As I grew my parents were very influential in reminding me who I was, where I came from and they constantly supported my decisions when it came to education. My parents were very involved in my life and we always did everything together as a family. They taught me to share and care for my younger siblings. Which my siblings still say I do. My parents always made sure that their children were busy with after school and weekend activities because they didn’t want us to be out in the streets they wanted us to learn responsibility, and to become productive members of society. Due to this growing up I was a participant of both club and school sports such as Baseball, Softball, Soccer, and Cheerleading. On weekends I learned to swim and I learned to play the piano as well. Growing up we also had chores which my mom would rotate so that we all learned different skills. My parents have supported me in everything I have ever accomplished. Even though it is not culturally acceptable for me as a female to be unmarried and continue to pursue higher education my parents continue to support and cheer me on.

I learned I wanted to make a difference in people’s life because Ms. Shouse my fourth grade teacher. Ms. Shouse was an amazing role model and mentor and I think she was the person who influenced me to become an educator. She taught me get involved, and to participate in class, to have a voice, and always help students who needed help. I would enjoy staying after school and help her organize the classroom and she would walk me home because I lived close to the school. I felt useful and important to be able to help her. I enjoyed being in her class so much that I didn’t like missing school unless I was sick. I also never missed completing any class and assignment. I remember because I received a certificate from her that I still have.
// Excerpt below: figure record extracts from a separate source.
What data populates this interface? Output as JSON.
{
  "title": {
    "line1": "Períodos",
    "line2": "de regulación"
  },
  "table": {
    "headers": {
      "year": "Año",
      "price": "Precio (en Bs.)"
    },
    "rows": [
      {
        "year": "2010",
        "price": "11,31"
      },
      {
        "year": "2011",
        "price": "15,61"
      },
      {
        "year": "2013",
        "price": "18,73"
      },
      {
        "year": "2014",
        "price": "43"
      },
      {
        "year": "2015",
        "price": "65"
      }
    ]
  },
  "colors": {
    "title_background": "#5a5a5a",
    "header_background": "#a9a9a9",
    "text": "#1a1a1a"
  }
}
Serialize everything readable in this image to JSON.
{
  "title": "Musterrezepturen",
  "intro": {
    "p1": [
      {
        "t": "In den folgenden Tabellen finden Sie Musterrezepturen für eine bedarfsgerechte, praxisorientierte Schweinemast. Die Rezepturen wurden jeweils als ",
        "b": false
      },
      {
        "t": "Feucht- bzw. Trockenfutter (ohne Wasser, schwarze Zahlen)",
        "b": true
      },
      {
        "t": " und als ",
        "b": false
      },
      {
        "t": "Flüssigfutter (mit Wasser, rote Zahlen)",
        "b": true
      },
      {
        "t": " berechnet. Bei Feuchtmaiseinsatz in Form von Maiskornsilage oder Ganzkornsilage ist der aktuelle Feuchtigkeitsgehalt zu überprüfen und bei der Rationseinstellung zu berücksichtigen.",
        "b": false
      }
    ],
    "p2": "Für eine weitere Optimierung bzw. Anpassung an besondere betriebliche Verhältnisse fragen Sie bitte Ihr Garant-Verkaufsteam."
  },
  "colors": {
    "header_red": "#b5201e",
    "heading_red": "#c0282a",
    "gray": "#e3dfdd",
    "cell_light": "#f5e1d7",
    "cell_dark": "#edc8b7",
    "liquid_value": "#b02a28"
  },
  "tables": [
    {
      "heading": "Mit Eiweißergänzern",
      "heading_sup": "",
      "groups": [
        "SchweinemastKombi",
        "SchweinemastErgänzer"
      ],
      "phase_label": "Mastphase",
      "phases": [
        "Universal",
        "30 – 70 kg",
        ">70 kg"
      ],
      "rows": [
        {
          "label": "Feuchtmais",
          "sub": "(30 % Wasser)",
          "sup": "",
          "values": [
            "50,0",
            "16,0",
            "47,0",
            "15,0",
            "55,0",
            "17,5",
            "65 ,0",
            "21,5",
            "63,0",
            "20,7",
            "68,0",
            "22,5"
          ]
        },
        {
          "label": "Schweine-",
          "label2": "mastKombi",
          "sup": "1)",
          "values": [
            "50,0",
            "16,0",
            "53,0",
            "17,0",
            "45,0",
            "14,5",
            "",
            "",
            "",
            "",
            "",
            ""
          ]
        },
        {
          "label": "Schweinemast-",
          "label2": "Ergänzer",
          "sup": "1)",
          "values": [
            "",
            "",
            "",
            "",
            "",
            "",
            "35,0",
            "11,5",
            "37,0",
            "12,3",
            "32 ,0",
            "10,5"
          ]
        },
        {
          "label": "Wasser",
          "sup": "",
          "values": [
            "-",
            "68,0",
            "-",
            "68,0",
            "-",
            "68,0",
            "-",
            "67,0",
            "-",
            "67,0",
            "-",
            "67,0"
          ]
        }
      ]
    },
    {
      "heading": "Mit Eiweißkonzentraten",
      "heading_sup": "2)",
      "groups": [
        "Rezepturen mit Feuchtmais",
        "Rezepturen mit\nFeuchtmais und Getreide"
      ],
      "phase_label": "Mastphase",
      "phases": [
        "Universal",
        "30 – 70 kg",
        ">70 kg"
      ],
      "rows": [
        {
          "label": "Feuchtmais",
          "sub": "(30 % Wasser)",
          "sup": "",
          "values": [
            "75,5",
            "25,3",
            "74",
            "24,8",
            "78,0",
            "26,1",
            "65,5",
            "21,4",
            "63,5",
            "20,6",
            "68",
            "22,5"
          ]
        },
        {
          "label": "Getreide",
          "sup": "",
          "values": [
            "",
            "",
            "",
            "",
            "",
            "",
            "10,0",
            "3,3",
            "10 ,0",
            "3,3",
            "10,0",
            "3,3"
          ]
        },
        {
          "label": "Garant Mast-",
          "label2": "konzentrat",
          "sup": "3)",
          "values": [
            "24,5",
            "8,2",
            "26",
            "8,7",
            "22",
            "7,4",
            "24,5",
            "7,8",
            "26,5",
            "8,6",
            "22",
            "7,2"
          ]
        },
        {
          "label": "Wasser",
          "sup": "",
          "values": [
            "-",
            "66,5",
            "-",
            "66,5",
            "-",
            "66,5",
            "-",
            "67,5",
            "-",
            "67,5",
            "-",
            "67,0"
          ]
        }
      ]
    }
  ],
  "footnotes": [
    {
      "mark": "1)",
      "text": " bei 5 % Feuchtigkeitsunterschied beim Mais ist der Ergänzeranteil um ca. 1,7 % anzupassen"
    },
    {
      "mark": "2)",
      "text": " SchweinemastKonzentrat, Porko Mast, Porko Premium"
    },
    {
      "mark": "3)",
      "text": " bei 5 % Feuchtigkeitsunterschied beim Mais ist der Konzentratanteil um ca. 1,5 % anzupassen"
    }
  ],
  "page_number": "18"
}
My wish is to one day built a library in my house. Mr. Shouse-Allen was also an amazing teacher and mentor. He taught me to love reading by truly enjoying books by using my imagination and escaping into the story. Since then I have no idea how many books I have read. Thanks to the coaching, guidance, and support from my fifth grade teacher I have learned to carry my reading book wherever I go so that I do not waste time and read. Yes, I am one of those people who are in a line waiting her turn and reading, the one waiting for her appointment and reading her book, but I am never bored. My family knows me as the ‘nerd” so when birthdays or special occasions come along I am the one who gives books not toys. When my cousins want to get their children interested in reading I am the person they come to so I can be the auntie to take them to Barnes and Nobles so they can find a subject of interest to begin reading. I am also the person who checks books reports because most of time I have already read the book my nieces and nephews have read.

enhance

Early Childhood

Favorite Quote:

“Early childhood education is the key to the betterment of society.”                                     Maria Montessori

 

Favorite book: The Giving Tree             by: Shel Silverstein                                                            (this was one of the first books I learned to read once I learned English. It taught me that the more we give the better someone else will be).

 

The picture of the child is from my five year old niece who is learning to draw actual people and not stick people. It reminds me that children evolve and learn to change as they mature.